En l’espèce, La SCI [K] la Briquerie demande de constater les fautes contractuelles commises par la SARL IMMO LORRAINE et la société IMMOBIL.LU dans le cadre de la gestion tacite opérée. Or, les pouvoirs du juge de la mise en état sont limitativement énumérés. Il convient donc de déclarer cette demande irrecevable devant le juge de la mise en état.
Sur les demandes accessoires
La SARL IMMO LORRAINE exerçant sous l’enseigne “IMMOBIL57" et La société IMMOBIL.LU, succombant à l’incident, seront condamnés in solidum aux dépens et déboutés de leur demande d’indemnité en application de l’article 700 du code de procédure civile.

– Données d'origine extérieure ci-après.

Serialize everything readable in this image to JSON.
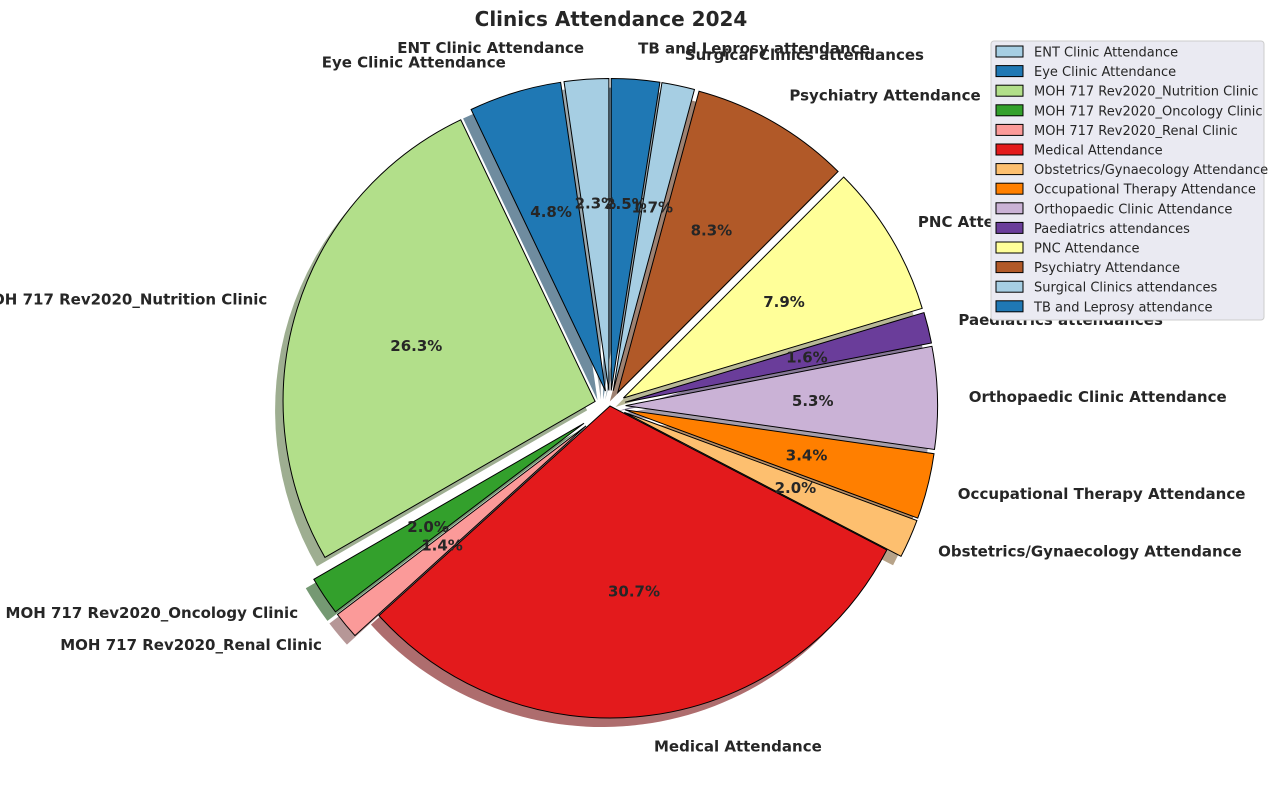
{
  "chart_data": {
    "type": "pie",
    "title": "Clinics Attendance 2024",
    "start_angle_deg": 90,
    "direction": "counterclockwise",
    "shadow": true,
    "legend_position": "top-right",
    "slices": [
      {
        "label": "ENT Clinic Attendance",
        "pct": 2.3,
        "pct_label": "2.3%",
        "color": "#a6cee3",
        "explode": 0.05
      },
      {
        "label": "Eye Clinic Attendance",
        "pct": 4.8,
        "pct_label": "4.8%",
        "color": "#1f78b4",
        "explode": 0.05
      },
      {
        "label": "MOH 717 Rev2020_Nutrition Clinic",
        "pct": 26.3,
        "pct_label": "26.3%",
        "color": "#b2df8a",
        "explode": 0.05
      },
      {
        "label": "MOH 717 Rev2020_Oncology Clinic",
        "pct": 2.0,
        "pct_label": "2.0%",
        "color": "#33a02c",
        "explode": 0.1
      },
      {
        "label": "MOH 717 Rev2020_Renal Clinic",
        "pct": 1.4,
        "pct_label": "1.4%",
        "color": "#fb9a99",
        "explode": 0.1
      },
      {
        "label": "Medical Attendance",
        "pct": 30.7,
        "pct_label": "30.7%",
        "color": "#e31a1c",
        "explode": 0.0
      },
      {
        "label": "Obstetrics/Gynaecology Attendance",
        "pct": 2.0,
        "pct_label": "2.0%",
        "color": "#fdbf6f",
        "explode": 0.05
      },
      {
        "label": "Occupational Therapy Attendance",
        "pct": 3.4,
        "pct_label": "3.4%",
        "color": "#ff7f00",
        "explode": 0.05
      },
      {
        "label": "Orthopaedic Clinic Attendance",
        "pct": 5.3,
        "pct_label": "5.3%",
        "color": "#cab2d6",
        "explode": 0.05
      },
      {
        "label": "Paediatrics attendances",
        "pct": 1.6,
        "pct_label": "1.6%",
        "color": "#6a3d9a",
        "explode": 0.05
      },
      {
        "label": "PNC Attendance",
        "pct": 7.9,
        "pct_label": "7.9%",
        "color": "#ffff99",
        "explode": 0.05
      },
      {
        "label": "Psychiatry Attendance",
        "pct": 8.3,
        "pct_label": "8.3%",
        "color": "#b15928",
        "explode": 0.05
      },
      {
        "label": "Surgical Clinics attendances",
        "pct": 1.7,
        "pct_label": "1.7%",
        "color": "#a6cee3",
        "explode": 0.05
      },
      {
        "label": "TB and Leprosy attendance",
        "pct": 2.5,
        "pct_label": "2.5%",
        "color": "#1f78b4",
        "explode": 0.05
      }
    ]
  }
}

L’équité commande de débouter La SCI [K] la Briquerie de sa demande d’indemnité en application de l’article 700 du code de procédure civile.
PAR CES MOTIFS
Le juge de la mise en état, statuant par ordonnance contradictoire, susceptible d’appel avec le jugement au fond, rendue publiquement par mise à disposition au greffe,
Rejette la fin de non-recevoir tirée du défaut d’intérêt à agir et déclare les demandes de La SCI [K] la Briquerie recevables,
Déclare irrecevable la demande de La SCI [K] la Briquerie devant le juge de la mise en état de constater les fautes contractuelles,
Rejette les demandes d’indemnité en application de l’article 700 du code de procédure civile,
Condamne in solidum La SARL IMMO LORRAINE exerçant sous l’enseigne “IMMOBIL57" et La société IMMOBIL.LU aux dépens de l’incident,
Ordonne le renvoi de l’affaire à l’audience de mise en état du 30 mars 2026 pour les conclusions au fond de Maître Amadori,
Ainsi jugé et prononcé, la minute étant signée par la Juge de la mise en état et la Greffière, à laquelle cette minute a été remise par le magistrat signataire.